6. Electromagnetic energy such as microwave radiation travels one foot in one nanosecond in free space. In teflon-dielectric coax cables, it travels one foot in about 1.5 nanoseconds. In waveguide, speed is a function of frequency due to dispersion.微波辐射这类的电磁能量在真空中1ns传播1英尺。在特氟龙介质的同轴线中传播1英尺大约需要1.5ns。在波导中，由于存在色散，电磁波的传播速度是频率的函数。

7. The return loss of a circulator is very nearly equal to its isolation.环形器的回波损耗几乎等于它的隔离度。

8. The third-order intercept point of an amplifier is generally 10 dB higher than its one-dB compression point, when measured at the output. This corresponds to 9 dB higher when measured at the input. There are notable exceptions, often the latest pHEMT devices have higher TOI than you'd expect... So if your amp starts to compress around +20 dBm (out) then the TOI is probably around +30 dBm.放大器的输出三阶交调截点（OIP3）通常比1dB压缩点（OP1dB）高10dB左右，如果以输入功率看则是高9dB。但也有明显的例外：最新的pHEMT器件具有比你期望更高的三阶交调截点（TOI）。因此如果你的放大器在输出20dBm时开始压缩，那么其输出三阶截点很可能大约为30dBm。
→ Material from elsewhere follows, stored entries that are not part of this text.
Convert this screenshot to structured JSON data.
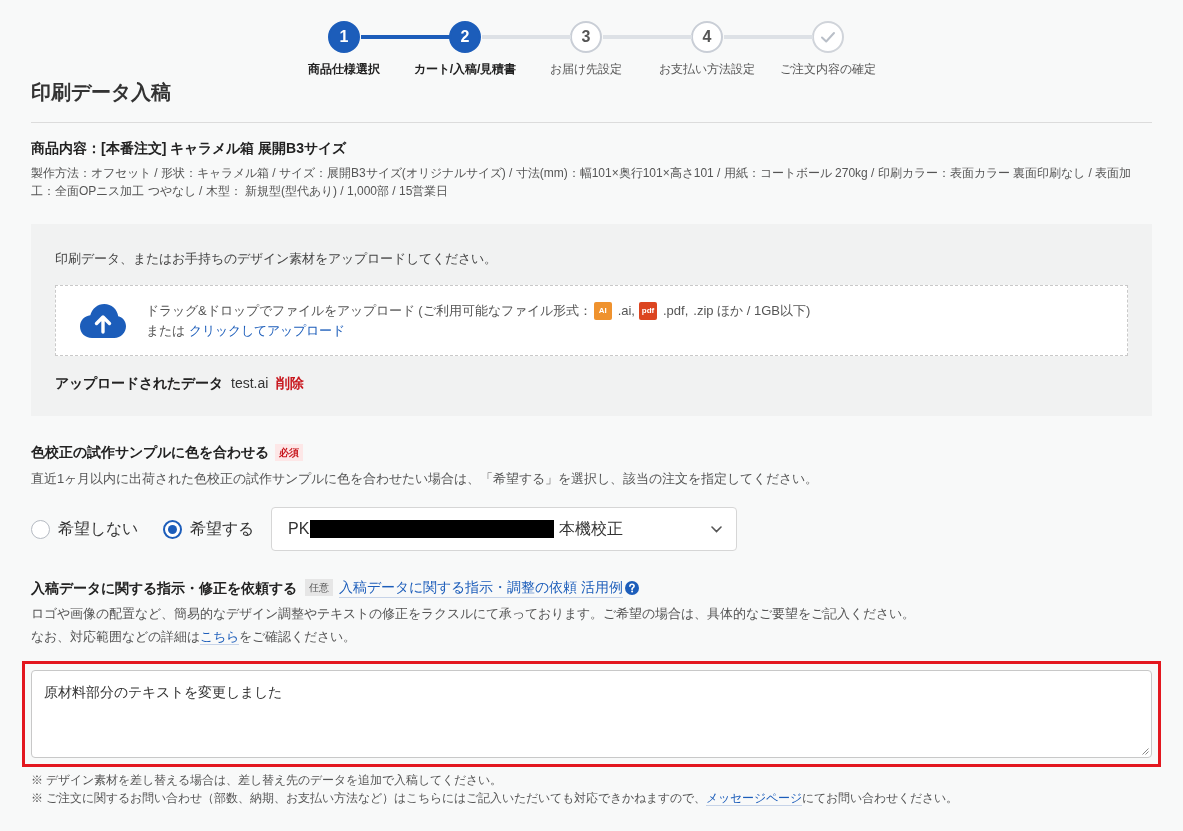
{
  "steps": [
    {
      "kind": "number",
      "number": "1",
      "label": "商品仕様選択",
      "active": true
    },
    {
      "kind": "number",
      "number": "2",
      "label": "カート/入稿/見積書",
      "active": true
    },
    {
      "kind": "number",
      "number": "3",
      "label": "お届け先設定",
      "active": false
    },
    {
      "kind": "number",
      "number": "4",
      "label": "お支払い方法設定",
      "active": false
    },
    {
      "kind": "check",
      "label": "ご注文内容の確定",
      "active": false
    }
  ],
  "page_title": "印刷データ入稿",
  "product": {
    "title": "商品内容：[本番注文] キャラメル箱 展開B3サイズ",
    "details": "製作方法：オフセット / 形状：キャラメル箱 / サイズ：展開B3サイズ(オリジナルサイズ) / 寸法(mm)：幅101×奥行101×高さ101 / 用紙：コートボール 270kg / 印刷カラー：表面カラー 裏面印刷なし / 表面加工：全面OPニス加工 つやなし / 木型： 新規型(型代あり) / 1,000部 / 15営業日"
  },
  "upload": {
    "instruction": "印刷データ、またはお手持ちのデザイン素材をアップロードしてください。",
    "drop_text": "ドラッグ&ドロップでファイルをアップロード (ご利用可能なファイル形式：",
    "file_types": [
      {
        "badge": "AI",
        "color": "#ef922e",
        "extension": ".ai,"
      },
      {
        "badge": "pdf",
        "color": "#dc4520",
        "extension": ".pdf,"
      }
    ],
    "drop_text_end": ".zip ほか / 1GB以下)",
    "or_text": "または",
    "click_link": "クリックしてアップロード",
    "uploaded_label": "アップロードされたデータ",
    "uploaded_file": "test.ai",
    "delete_link": "削除"
  },
  "color_match": {
    "title": "色校正の試作サンプルに色を合わせる",
    "badge": "必須",
    "description": "直近1ヶ月以内に出荷された色校正の試作サンプルに色を合わせたい場合は、「希望する」を選択し、該当の注文を指定してください。",
    "options": [
      {
        "label": "希望しない",
        "selected": false
      },
      {
        "label": "希望する",
        "selected": true
      }
    ],
    "select": {
      "value_start": "PK",
      "redacted": true,
      "value_end": "本機校正"
    }
  },
  "instructions": {
    "title": "入稿データに関する指示・修正を依頼する",
    "badge": "任意",
    "help_link": "入稿データに関する指示・調整の依頼 活用例",
    "description": "ロゴや画像の配置など、簡易的なデザイン調整やテキストの修正をラクスルにて承っております。ご希望の場合は、具体的なご要望をご記入ください。",
    "note": {
      "before": "なお、対応範囲などの詳細は",
      "link": "こちら",
      "after": "をご確認ください。"
    },
    "textarea": {
      "value": "原材料部分のテキストを変更しました",
      "highlighted": true
    }
  },
  "footnotes": [
    {
      "before": "※ デザイン素材を差し替える場合は、差し替え先のデータを追加で入稿してください。"
    },
    {
      "before": "※ ご注文に関するお問い合わせ（部数、納期、お支払い方法など）はこちらにはご記入いただいても対応できかねますので、",
      "link": "メッセージページ",
      "after": "にてお問い合わせください。"
    }
  ]
}
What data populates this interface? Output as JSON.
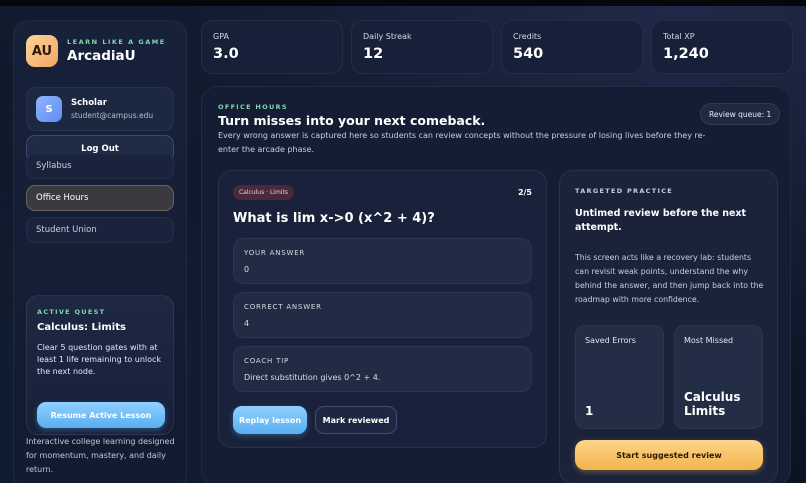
{
  "brand": {
    "tagline": "LEARN LIKE A GAME",
    "name": "ArcadiaU",
    "logo_text": "AU"
  },
  "user": {
    "initial": "S",
    "name": "Scholar",
    "email": "student@campus.edu"
  },
  "sidebar": {
    "logout_label": "Log Out",
    "items": [
      {
        "label": "Syllabus",
        "active": false
      },
      {
        "label": "Office Hours",
        "active": true
      },
      {
        "label": "Student Union",
        "active": false
      }
    ],
    "footer": "Interactive college learning designed for momentum, mastery, and daily return."
  },
  "quest": {
    "tag": "ACTIVE QUEST",
    "title": "Calculus: Limits",
    "description": "Clear 5 question gates with at least 1 life remaining to unlock the next node.",
    "button_label": "Resume Active Lesson"
  },
  "stats": [
    {
      "label": "GPA",
      "value": "3.0"
    },
    {
      "label": "Daily Streak",
      "value": "12"
    },
    {
      "label": "Credits",
      "value": "540"
    },
    {
      "label": "Total XP",
      "value": "1,240"
    }
  ],
  "office_hours": {
    "tag": "OFFICE HOURS",
    "title": "Turn misses into your next comeback.",
    "description": "Every wrong answer is captured here so students can review concepts without the pressure of losing lives before they re-enter the arcade phase.",
    "queue_label": "Review queue: 1"
  },
  "question_card": {
    "chip": "Calculus · Limits",
    "counter": "2/5",
    "question": "What is lim x->0 (x^2 + 4)?",
    "your_answer_label": "YOUR ANSWER",
    "your_answer": "0",
    "correct_answer_label": "CORRECT ANSWER",
    "correct_answer": "4",
    "coach_tip_label": "COACH TIP",
    "coach_tip": "Direct substitution gives 0^2 + 4.",
    "replay_label": "Replay lesson",
    "mark_label": "Mark reviewed"
  },
  "practice": {
    "tag": "TARGETED PRACTICE",
    "title": "Untimed review before the next attempt.",
    "description": "This screen acts like a recovery lab: students can revisit weak points, understand the why behind the answer, and then jump back into the roadmap with more confidence.",
    "saved_errors_label": "Saved Errors",
    "saved_errors_value": "1",
    "most_missed_label": "Most Missed",
    "most_missed_value": "Calculus Limits",
    "button_label": "Start suggested review"
  },
  "colors": {
    "accent_green": "#7fd6b0",
    "accent_blue": "#5aaef0",
    "accent_gold": "#f2b44c"
  }
}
9. The isolation resistor on a quadrature coupler (such as a Lange) on the output of a power amp should be able to handle 25% of the total power if you want the amplifier to still (sort of) work if one amp blows up. Otherwise 10% of the total power for a tuned hybrid, or 5% of the power if the entire amp is on a MMIC.如果你希望（平衡式功率放大器的）一只放大器坏掉后还能勉强工作，那么用在功放输出端的正交（90deg）耦合器（例如Lange）中的隔离电阻要能承受25%的总功率。否则已调配混合电路（Hybrid）总功率的10%，或者功放总功率的5%都会落在MMIC功放芯片上。

10. For a given switch-arm design, a SPDT switch will have 6 dB more isolation than a comparable SPST switch, as long as the "through" arm of the switch is properly terminated.对于一个给定的开关臂设计，只要开关的“直通”臂是适当端接的，单刀双掷开关（SPDT）会比一个同等的单刀单掷开关（SPST）的隔离度高6dB。